- The Washington Times - Sunday, March 31, 2002

Congress' difficulty in getting homeland security czar Tom Ridge to testify about the administration's proposed $38 billion counterterrorism program is reminiscent of problems lawmakers had during World War II with President Franklin D. Roosevelt's Office of War Mobilization, a congressional study has found.
Like Mr.

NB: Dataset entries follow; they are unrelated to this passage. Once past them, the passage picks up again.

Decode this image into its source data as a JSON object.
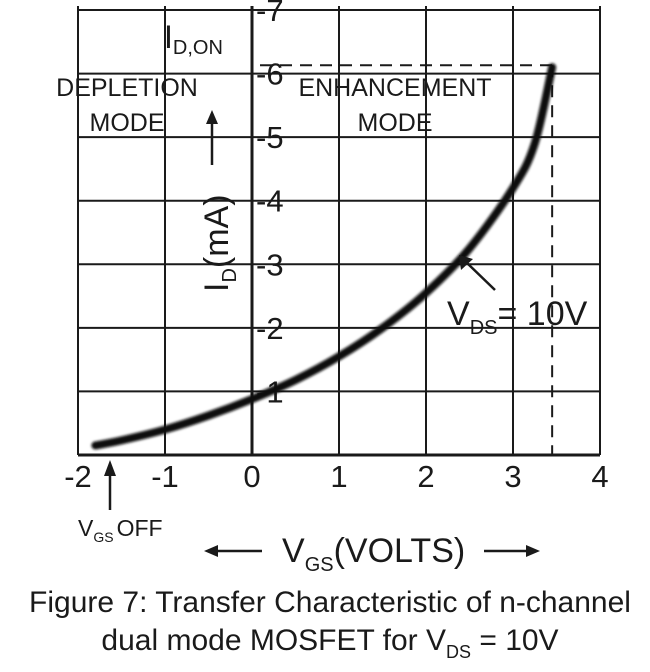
{
  "chart_data": {
    "type": "line",
    "title": "Figure 7: Transfer Characteristic of n-channel",
    "title_line2_prefix": "dual mode MOSFET for V",
    "title_line2_sub": "DS",
    "title_line2_suffix": " = 10V",
    "xlabel_main": "V",
    "xlabel_sub": "GS",
    "xlabel_suffix": "(VOLTS)",
    "ylabel_main": "I",
    "ylabel_sub": "D",
    "ylabel_suffix": "(mA)",
    "left_arrow": "⟵",
    "right_arrow": "⟶",
    "up_arrow": "⟶",
    "xlim": [
      -2,
      4
    ],
    "ylim": [
      0,
      7
    ],
    "x_ticks": [
      {
        "value": -2,
        "label": "-2"
      },
      {
        "value": -1,
        "label": "-1"
      },
      {
        "value": 0,
        "label": "0"
      },
      {
        "value": 1,
        "label": "1"
      },
      {
        "value": 2,
        "label": "2"
      },
      {
        "value": 3,
        "label": "3"
      },
      {
        "value": 4,
        "label": "4"
      }
    ],
    "y_ticks": [
      {
        "value": 1,
        "label": "-1"
      },
      {
        "value": 2,
        "label": "-2"
      },
      {
        "value": 3,
        "label": "-3"
      },
      {
        "value": 4,
        "label": "-4"
      },
      {
        "value": 5,
        "label": "-5"
      },
      {
        "value": 6,
        "label": "-6"
      },
      {
        "value": 7,
        "label": "-7"
      }
    ],
    "grid": true,
    "series": [
      {
        "name": "VDS = 10V",
        "x": [
          -1.8,
          -1.5,
          -1.0,
          -0.5,
          0.0,
          0.5,
          1.0,
          1.5,
          2.0,
          2.5,
          3.0,
          3.25,
          3.45
        ],
        "y": [
          0.15,
          0.23,
          0.4,
          0.62,
          0.88,
          1.18,
          1.55,
          2.0,
          2.55,
          3.25,
          4.2,
          4.9,
          6.1
        ]
      }
    ],
    "id_on": {
      "label_main": "I",
      "label_sub": "D,ON",
      "x": 3.45,
      "y": 6.1
    },
    "annotations": {
      "depletion": [
        "DEPLETION",
        "MODE"
      ],
      "enhancement": [
        "ENHANCEMENT",
        "MODE"
      ],
      "vds_main": "V",
      "vds_sub": "DS",
      "vds_suffix": "= 10V",
      "vgs_off_main": "V",
      "vgs_off_sub": "GS",
      "vgs_off_suffix": "OFF"
    }
  }
}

Ridge, the OWM's director, James F. Byrnes, was appointed by presidential executive order and had sweeping jurisdiction over all agencies to coordinate the war effort at home, says a report issued by the Congressional Research Service of the Library of Congress.
"Byrnes did not have 'statutory powers,' such as responsibility for administering a program, so he was not accountable to Congress in that regard, but he did serve as a presidential liaison to Congress to negotiate the drafting of legislation," said the report written by government and finance analyst Harold C. Relyea for members and committees of Congress.
The report summarizes the reasons for problems between Mr. Ridge, director of the White House Office of Homeland Security, and Congress, owing to his refusal as a presidential adviser to be interrogated publicly by appropriating committees of the House and Senate.
Congress had the same problem with Mr. Byrnes in the 1940s, and solved it by passing legislation to make his office statutory.
According to the congressional study, Mr. Byrnes, like Mr. Ridge, "informally kept in touch with members of Congress." The Roosevelt aide also "agreed to follow up on conflicting war programs identified by Sen. Harry S. Truman and his Senate Special Committee to investigate the National Defense Program, but avoided interceding with Congress on behalf of individual departments."
Unlike Mr. Ridge, Mr. Byrnes did agree to testify occasionally before Congress, but not as much as House and Senate committees wanted, the report indicates. Mr. Byrnes "appears to have been an infrequent witness before congressional committees, which is reportedly why Congress made the appointment of the [Office of War Mobilization and Reconversion] director subject to Senate confirmation," the report says.
The law passed in 1944 was called the War Mobilization and Reconversion Act. "This act, by one near-contemporary estimate, was 'considered the broadest grant of power ever legislated by Congress, creating for the first time by statute a superdepartmental director over the whole range of home-front executive activities for war and reconversion powers so great that some critics questioned the constitutionality of such a grant to anyone short of the president,'" the CRS report says.
Mr. Byrnes continued as director of the new office for another year, operating out of the White House, where he was "regarded as second only to the president on the home front," the report said. He became secretary of state in 1945.
"Because the direction of [Office of Homeland Security] is vested in a presidential assistant, no Senate approval of the Ridge appointment was necessary, because all White House Office staff are appointed without Senate confirmation. However, this situation and the advisory role that senior White House officials play severely limit congressional access to such presidential aides," the study notes.
"Traditionally, they have come before congressional committees only to explain very serious allegations of personal misconduct. Otherwise, attempts by congressional overseers and investigators to require their appearance and testimony before committees has usually been met by presidential invocations of so-called executive privilege the privilege of the president to exercise a discretion, based upon the constitutional separation of powers doctrine, regarding the questioning of his advisers."
Mr. Ridge has been negotiating with Senate Appropriations Committee Chairman Robert C. Byrd, West Virginia Democrat, and ranking Republican, Sen. Ted Stevens of Alaska, to give a less formal briefing to House and Senate committees next month, in which he would take questions from lawmakers.
Mr. Byrd, on Monday, said he and Mr. Stevens have asked for a personal meeting with Mr. Bush to discuss the prospect of Mr. Ridge's testimony. "I remain hopeful that the president will respond favorably to Senator Stevens and me," he said.
But Mr. Byrd is not satisfied with Mr. Ridge's compromise proposal, aides said. The West Virginia Democrat's initial reaction was "to question if the offer satisfies Congress' prerogative" to oversee federal programs and appointees with broad powers over how federal money is spent.
Sens. Joseph I. Lieberman, Connecticut Democrat, and Arlen Specter, Pennsylvania Republican, have introduced legislation to create a Cabinet-level Department of National Homeland Security, whose secretary would be appointed by the president and confirmed by the Senate.
The proposed agency would include the U.S. Coast Guard, U.S. Customs Service, U.S. Border Patrol, Federal Emergency Management Agency, elements of the FBI and U.S. Immigration and Naturalization Service, "and others that are designed to protect critical infrastructure and information security," Leslie Phillips, Mr. Lieberman's spokeswoman, said.